To solve the polynomial inequality \(x^{2} \leq 2x+2\), first, rearrange the inequality to one side which results in: \(x^2 - 2x - 2 \leq 0\)

Factor the polynomial in the inequality to simplify it. In this case, the polynomial does not have factors, so we can use the quadratic formula to solve for roots. For the polynomial \(ax^2 + bx + c = 0\), the roots are found using the formula \(x = \frac{-b ± \sqrt{b^2 - 4ac}}{2a}\). Applying the formula to the inequality, we'll find roots as \(x = \frac{2± \sqrt{(2)^2 - 4(1)(-2)}}{2(1)}\), which yields \(x = 1 \pm \sqrt{3}\)

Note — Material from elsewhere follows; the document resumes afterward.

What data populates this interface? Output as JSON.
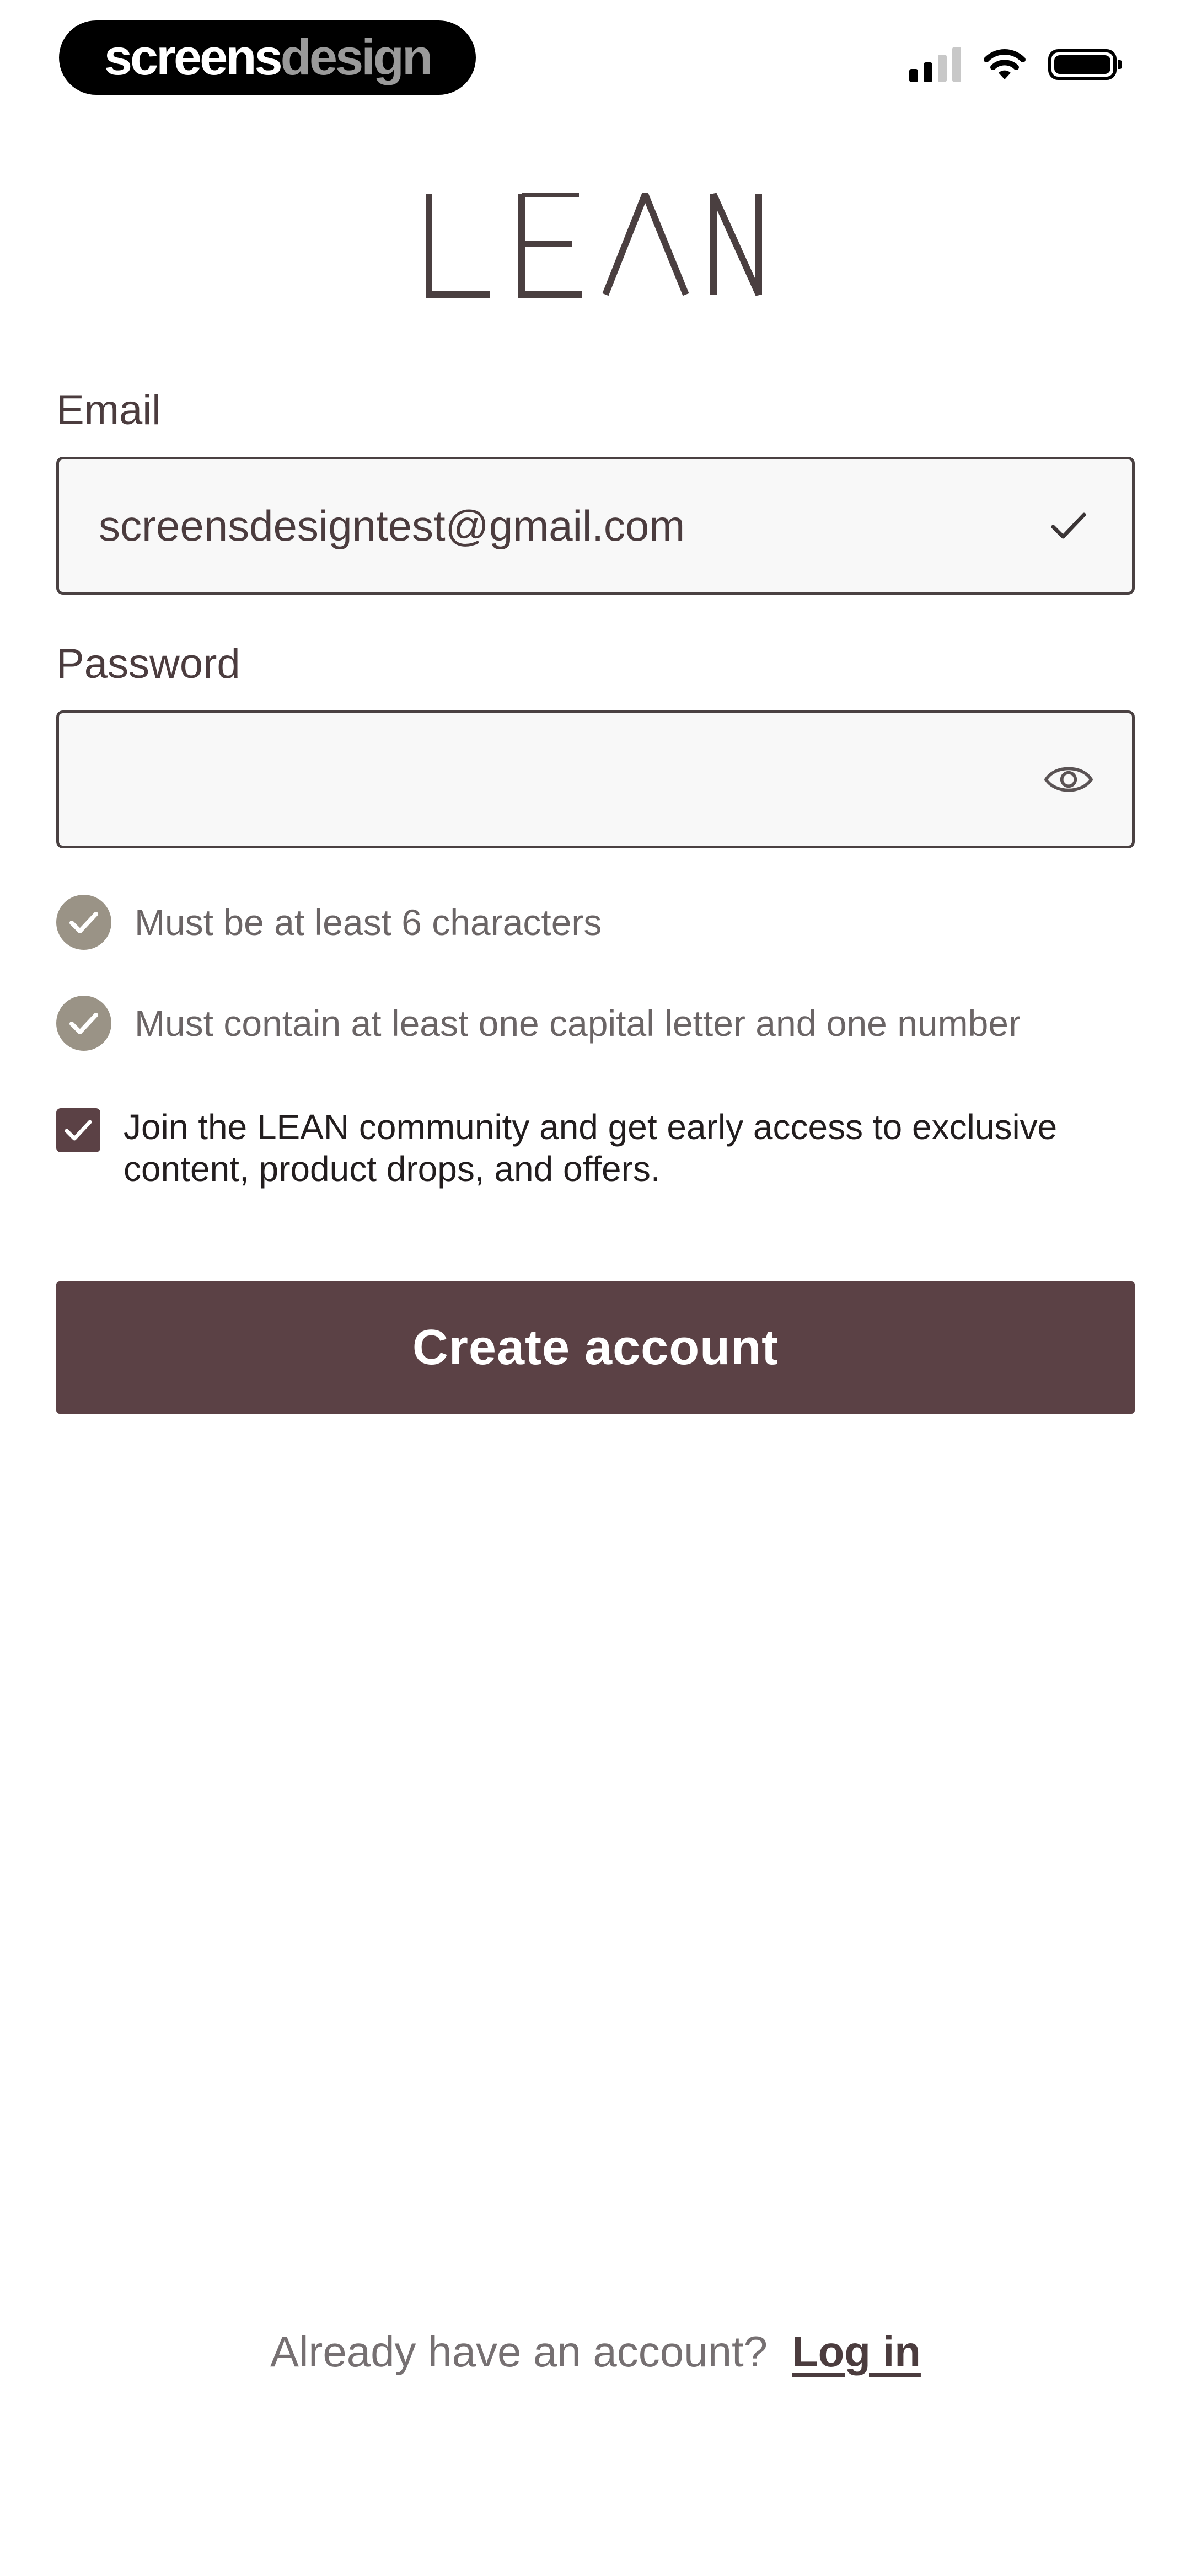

The critical numbers are the roots of the polynomial and any numbers where the inequality is undefined. In this case, there are no numbers where the inequality is undefined, and the roots are \(1 - \sqrt{3}\) and \(1 + \sqrt{3}\). So, the critical numbers are \(1 - \sqrt{3}\) and \(1 + \sqrt{3}\)

To find which intervals satisfy the inequality, choose a test number from each interval defined by the critical numbers and evaluate the inequality. The intervals are \((-\infty, 1 - \sqrt{3}), (1 - \sqrt{3}, 1 + \sqrt{3}), (1 + \sqrt{3}, \infty)\). An easy choice of test numbers might be -2, 1, and 2, yielding true, false, and true, respectively.

The intervals that passed the test should be joined and written in interval notation, suggest that the solution of \(x^2 - 2x - 2 \leq 0\) is \((-\infty, 1 - \sqrt{3}] \cup [1 + \sqrt{3}, \infty) \)